The voices that encouraged Carleen Anderson to go ahead and make the great neo-soul album she is capable of should be happy: she only half listened to them. "Soul Providence" can't just be defined by the term "neo-soul" particularly in its sometimes limited though well -intentioned form that we sometimes see it in commercially. Instead Carleen has followed her own voice and musical path: taking soul as a starting point to unite elements of "neo-soul", blues, jazz , even some gospel and Latin in an album that is polished and organic at the same time. I even hear some '70's soul in the basslines in "Little Wouldn't I Do". I may be wrong, but one thing I know: she puts it all together wonderfully. The horns add a special touch with Carleen's tight harmonies bringing it all together (with the help of friends like Paul Weller and Jocelyn Brown) : it doesn't have a "don't take this out of the studio" feel, but sounds like the kind of album and performance you'd love to see live --especially but not exclusively "My Door is Open". If that song doesn't get you to move (with the fantastic horn section) --play it again: it eventually will.
Some may think this album should have been recorded after "True Spirit" but I disagree: I don't see her musical vision here as solely owing to that first solo effort but a progression that also reveals elements of "Blessed Burden" ("Just Like Me" for example takes me back to her second album) and "Alberta's Granddaughter". It's the album that came at the right time, where all the elements come together in a cohesive whole that is still diverse: a difficult feat that many an artist wishes s/he could pull off. As it says in the liner notes: "Patience finds Soul Providence, neither too late, nor too soon."

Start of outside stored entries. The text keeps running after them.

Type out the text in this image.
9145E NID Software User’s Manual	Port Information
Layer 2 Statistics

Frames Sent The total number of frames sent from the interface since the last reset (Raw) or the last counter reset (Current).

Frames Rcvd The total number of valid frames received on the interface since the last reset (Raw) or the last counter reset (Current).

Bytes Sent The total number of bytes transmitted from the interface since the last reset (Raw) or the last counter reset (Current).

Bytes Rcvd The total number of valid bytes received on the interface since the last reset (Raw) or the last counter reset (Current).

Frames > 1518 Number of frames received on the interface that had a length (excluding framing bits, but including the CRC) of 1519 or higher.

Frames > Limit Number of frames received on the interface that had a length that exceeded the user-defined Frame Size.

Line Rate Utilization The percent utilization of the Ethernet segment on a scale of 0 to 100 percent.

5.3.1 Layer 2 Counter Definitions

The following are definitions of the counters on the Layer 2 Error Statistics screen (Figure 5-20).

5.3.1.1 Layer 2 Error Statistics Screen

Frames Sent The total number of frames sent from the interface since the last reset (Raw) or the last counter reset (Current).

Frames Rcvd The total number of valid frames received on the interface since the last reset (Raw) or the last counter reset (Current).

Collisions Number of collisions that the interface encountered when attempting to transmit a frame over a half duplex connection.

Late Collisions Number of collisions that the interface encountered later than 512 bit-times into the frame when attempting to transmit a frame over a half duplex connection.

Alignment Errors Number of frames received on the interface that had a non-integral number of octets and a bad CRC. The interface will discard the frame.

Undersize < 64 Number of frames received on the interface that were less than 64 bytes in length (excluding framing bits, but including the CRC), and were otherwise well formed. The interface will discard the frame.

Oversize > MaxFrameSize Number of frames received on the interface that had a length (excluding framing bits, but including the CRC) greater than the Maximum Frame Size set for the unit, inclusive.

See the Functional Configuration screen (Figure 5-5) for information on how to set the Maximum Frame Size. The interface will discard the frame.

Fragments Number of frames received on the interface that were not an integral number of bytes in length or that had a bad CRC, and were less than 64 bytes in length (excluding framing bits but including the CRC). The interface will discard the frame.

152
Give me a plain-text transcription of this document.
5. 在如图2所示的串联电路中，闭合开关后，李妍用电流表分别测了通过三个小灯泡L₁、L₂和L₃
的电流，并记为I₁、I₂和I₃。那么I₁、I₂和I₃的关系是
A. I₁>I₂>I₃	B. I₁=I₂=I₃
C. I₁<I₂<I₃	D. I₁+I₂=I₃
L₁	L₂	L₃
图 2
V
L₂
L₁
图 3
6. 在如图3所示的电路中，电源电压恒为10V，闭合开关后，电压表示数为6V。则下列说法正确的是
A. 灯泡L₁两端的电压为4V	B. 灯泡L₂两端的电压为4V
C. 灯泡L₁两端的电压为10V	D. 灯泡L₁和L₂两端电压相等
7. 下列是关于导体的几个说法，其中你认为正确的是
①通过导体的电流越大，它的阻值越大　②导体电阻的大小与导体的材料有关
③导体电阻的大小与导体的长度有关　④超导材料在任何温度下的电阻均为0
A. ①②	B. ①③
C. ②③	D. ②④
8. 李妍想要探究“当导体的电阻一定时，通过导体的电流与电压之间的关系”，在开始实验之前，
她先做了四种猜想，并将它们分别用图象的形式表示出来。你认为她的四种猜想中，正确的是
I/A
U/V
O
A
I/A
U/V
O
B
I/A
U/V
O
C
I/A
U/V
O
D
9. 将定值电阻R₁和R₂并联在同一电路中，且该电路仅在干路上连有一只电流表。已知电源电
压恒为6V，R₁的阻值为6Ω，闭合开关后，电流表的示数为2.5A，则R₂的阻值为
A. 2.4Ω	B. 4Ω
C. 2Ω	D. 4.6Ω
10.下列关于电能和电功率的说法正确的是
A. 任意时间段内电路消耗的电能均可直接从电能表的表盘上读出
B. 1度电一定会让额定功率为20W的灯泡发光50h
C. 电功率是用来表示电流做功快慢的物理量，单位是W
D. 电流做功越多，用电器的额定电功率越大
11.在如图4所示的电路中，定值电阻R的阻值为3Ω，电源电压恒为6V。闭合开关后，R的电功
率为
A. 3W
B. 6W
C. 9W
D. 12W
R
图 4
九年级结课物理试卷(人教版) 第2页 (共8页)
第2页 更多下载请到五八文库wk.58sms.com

On top of it all, as usual, Carleen's lyrics make you feel good about life and particularly about love, in all its forms. "Whose Business" is a particularly timely statement about the freedom of love. Her ending (as in her other albums) is encouragement for her listener: no matter how hard things get "Onwards & Forwards". With this perfect blend of her musical vision and a voice that deftly blends her rich alto with the boundless soprano Carleen has assured that her career will do the same. Do yourself a favor, pick this album up and share in Carleen's "soul stream". You won't regret it.